As shown in FIG. 4, in the submerged nozzle of the present invention, the temperature of the nozzle outer wall is lower and the temperature of the nozzle inner wall can be maintained higher than that of the conventional submerged nozzle. This is because a hollow part for heat insulation is provided in the immersion nozzle, which is the intended purpose, and it can be clearly demonstrated that the amount of heat removed from the molten steel through the immersion nozzle is reduced.

In the example, the heat insulating layer of the ceramic sheet was disposed continuously above and below the immersion nozzle, but within the scope of the spirit of the present invention, it is also possible to implement the heat insulating layer in an appropriate modification such as discontinuously. Further, the ceramic sheet is not limited to a flat plate-shaped one, but a cylindrical one can also be used.

Effects of the invention As described above, in the present invention, the carbon content is 0.09
Even if molten steel of ~0.15% by weight of medium carbon steel is passed through the immersion nozzle at high speed to continuously cast a slab, the amount of heat removed from the molten steel through the immersion nozzle can be prevented as much as possible, preventing a temperature drop, and the vertical surface of the slab. It is possible to reliably prevent the occurrence of cracks and to cast high quality medium carbon steel slabs with high productivity.

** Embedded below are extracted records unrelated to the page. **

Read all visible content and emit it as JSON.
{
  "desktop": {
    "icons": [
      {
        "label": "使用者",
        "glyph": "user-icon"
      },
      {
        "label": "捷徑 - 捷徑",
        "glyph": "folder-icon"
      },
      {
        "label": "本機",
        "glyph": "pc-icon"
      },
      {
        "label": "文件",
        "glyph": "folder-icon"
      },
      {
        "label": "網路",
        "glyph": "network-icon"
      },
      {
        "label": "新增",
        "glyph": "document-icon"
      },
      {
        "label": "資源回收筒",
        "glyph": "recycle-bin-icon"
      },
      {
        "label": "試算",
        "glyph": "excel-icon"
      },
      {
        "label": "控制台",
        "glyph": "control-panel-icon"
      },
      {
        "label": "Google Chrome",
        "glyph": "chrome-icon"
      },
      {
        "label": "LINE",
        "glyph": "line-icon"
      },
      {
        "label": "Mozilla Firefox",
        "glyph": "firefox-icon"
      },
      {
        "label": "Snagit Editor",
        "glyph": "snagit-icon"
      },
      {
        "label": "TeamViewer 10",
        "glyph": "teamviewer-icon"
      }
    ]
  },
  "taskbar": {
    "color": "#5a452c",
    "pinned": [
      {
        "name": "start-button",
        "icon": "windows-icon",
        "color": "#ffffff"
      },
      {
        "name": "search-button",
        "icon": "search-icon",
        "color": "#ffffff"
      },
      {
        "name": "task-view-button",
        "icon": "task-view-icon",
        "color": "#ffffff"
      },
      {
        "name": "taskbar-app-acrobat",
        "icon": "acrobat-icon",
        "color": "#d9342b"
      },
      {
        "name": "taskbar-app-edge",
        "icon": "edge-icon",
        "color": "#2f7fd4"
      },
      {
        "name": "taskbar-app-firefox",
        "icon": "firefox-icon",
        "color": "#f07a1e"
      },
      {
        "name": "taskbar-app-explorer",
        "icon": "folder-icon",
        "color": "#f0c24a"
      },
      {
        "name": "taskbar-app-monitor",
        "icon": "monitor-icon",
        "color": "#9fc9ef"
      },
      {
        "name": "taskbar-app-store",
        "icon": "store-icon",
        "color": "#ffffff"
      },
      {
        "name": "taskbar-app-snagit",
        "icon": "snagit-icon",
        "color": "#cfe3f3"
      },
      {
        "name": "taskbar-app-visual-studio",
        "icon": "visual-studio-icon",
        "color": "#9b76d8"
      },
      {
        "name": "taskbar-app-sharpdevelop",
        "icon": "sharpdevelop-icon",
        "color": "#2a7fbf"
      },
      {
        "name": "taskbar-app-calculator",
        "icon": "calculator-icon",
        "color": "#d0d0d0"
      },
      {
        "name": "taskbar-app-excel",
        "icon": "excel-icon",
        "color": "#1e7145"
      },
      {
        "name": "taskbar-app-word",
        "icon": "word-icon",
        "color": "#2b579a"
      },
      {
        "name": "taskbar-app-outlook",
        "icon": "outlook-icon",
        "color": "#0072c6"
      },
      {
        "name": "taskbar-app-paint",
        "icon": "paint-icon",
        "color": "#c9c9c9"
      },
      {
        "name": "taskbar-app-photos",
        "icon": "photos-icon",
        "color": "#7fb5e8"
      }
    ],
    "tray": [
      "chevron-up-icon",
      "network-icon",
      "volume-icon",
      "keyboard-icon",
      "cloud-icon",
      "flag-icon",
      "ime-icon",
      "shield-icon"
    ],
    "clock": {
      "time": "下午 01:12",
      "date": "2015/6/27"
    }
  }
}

[Brief explanation of the drawing]

FIG. 1 is a vertical cross-sectional view of a submerged nozzle according to an embodiment of the present invention, FIGS. 2 and 3 are explanatory views of the same usage state, respectively, and FIG. 4 is a nozzle inner and outer wall of a product of the present invention and a conventional product. Figure 5 is a longitudinal cross-sectional view of a conventional immersion nozzle, Figures 6 to 9 are explanatory diagrams of experimental data for the immersion nozzle, and Figure 10 is an explanation of the occurrence of vertical cracks on the surface of the same slab. It is a diagram. 1... Immersion nozzle, 3... Immersion nozzle body, 4...
- Molten steel distribution hole, 5... Discharge hole, 6... Heat insulation layer, 7.
··template. Applicant Kawasaki Rozai Co., Ltd. Agent Patent Attorney Kuni Morimoto Figure 1 Figure 5 [Z≧5 Figure 2

Claims (1)

[Claims] (1) A heat insulating layer of ceramic sheet is provided around the molten steel flow hole of the immersion nozzle for continuous casting from the top to the bottom of the immersion nozzle body, and this immersion nozzle is attached to the tundish of the continuous casting equipment. is 0.09~
A method for preventing surface cracking of a slab, comprising flowing 0.15% by weight of medium carbon steel molten steel from the tundish at high speed through the immersion nozzle and into a mold for slab forming.